Zurück zu den Gemeinsamkeiten: Wie Teclistamab wird auch Talquetamab subkutan injiziert. Der Neuling soll vorzugsweise in der Subkutangewebe am Bauch gespritzt werden. Wenn mehrere Injektionen erforderlich sind, sollten sie in einem Abstand von mindestens zwei Zentimeter zueinander erfolgen. Der Antikörper darf nicht in Tätowierungen, Narben oder Bereiche, in denen die Haut gerötet, gequetscht, empfindlich, verhärtet oder nicht intakt ist, injiziert werden.
Die empfohlene Dosis richtet sich nach dem Körpergewicht. Ein wöchentliches oder zweiwöchentliches Dosierungsschema ist möglich. Beim wöchentlichen Dosierungsschema beginnt die Behandlung mit Injektionen an den Tagen 1, 3 und 5 in steigenden Dosen (Step-up-Dosierungsschema), beim zweiwöchentlichen Schema umfasst die Step-up-Phase Gaben an den Tagen 1, 3, 5 und 7. Ein bis drei Stunden vor den Injektionen in der Step-up-Phase erhalten die Patienten ein Corticoid, ein Anthistaminikum und ein Antipyretikum zur Verringerung des Risikos, ein Zytokin-Freisetzungssyndrom (CRS) zu entwickeln. Nach der Dosissteigerung erhalten die Patienten einmal wöchentlich oder alle zwei Wochen Erhaltungsdosen. Die empfohlene Dosierung beträgt dann 0,4 mg pro Kilogramm Körpergewicht beziehungsweise 0,8 mg pro Kilogramm Körpergewicht. Auch vor diesen Injektionen kann die Gabe einer Prämedikation notwendig sein. Die Behandlung mit Talquetamab kann so lange fortgesetzt werden, bis es zum Fortschreiten der Erkrankung oder zu einer inakzeptablen Toxizität kommt. Vor der Behandlung mit Talquetamab sollten Ärzte auch eine Prophylaxe zur Verhinderung einer Infektion in Betracht ziehen.
In der Fachinformation gibt es Tipps zur Dosisänderung bei Nebenwirkungen. Die Liste möglicher Nebenwirkungen ist leider sehr lang. Zu den sehr häufigen zählen unter anderem CRS, Geschmacksstörungen, Hypogammaglobinämie, Nagelerkrankungen, Schmerzen des Muskel- und Skelettsystems, Anämie, Hauterkrankungen, Fatigue sowie Mundtrockenheit und Neutropenie.

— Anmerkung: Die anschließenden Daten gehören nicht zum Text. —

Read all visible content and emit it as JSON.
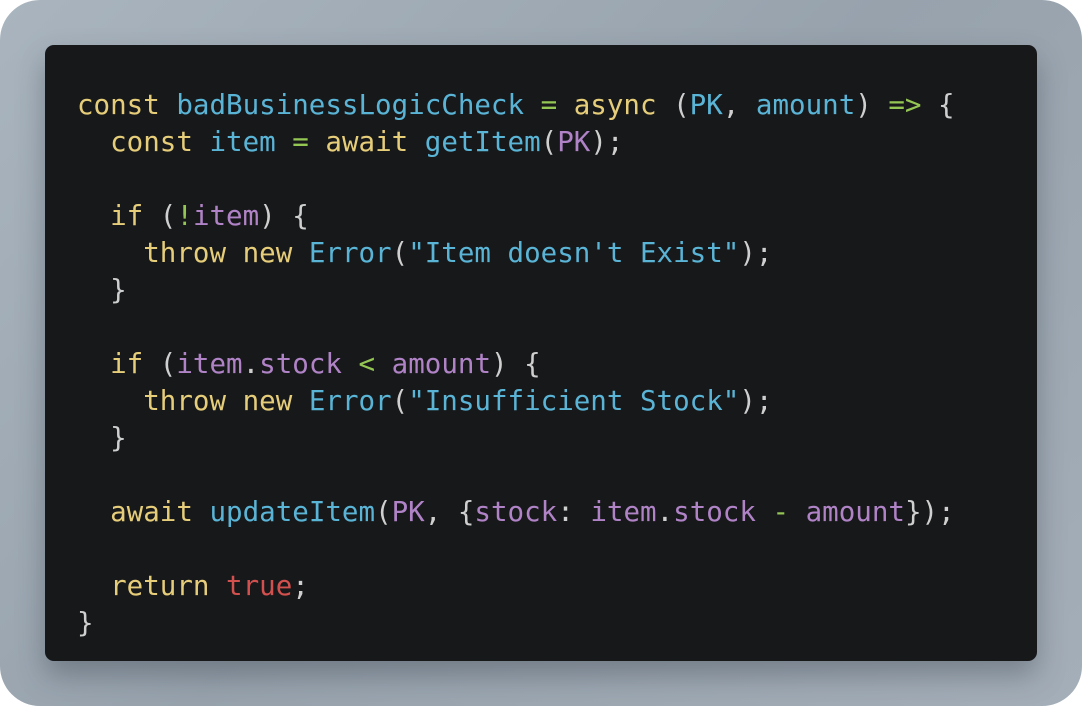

Frauen im gebärfähigen Alter sollen während der Behandlung und bis drei Monate nach der letzten Dosis eine zuverlässige Verhütungsmethode anwenden. Talquetamab wird Schwangeren nicht empfohlen und Frauen sollten während der Behandlung und mindestens drei Monate nach der letzten Dosis nicht stillen. Talvey ist im Kühlschrank bei zwei bis acht Grad Celsius zu lagern.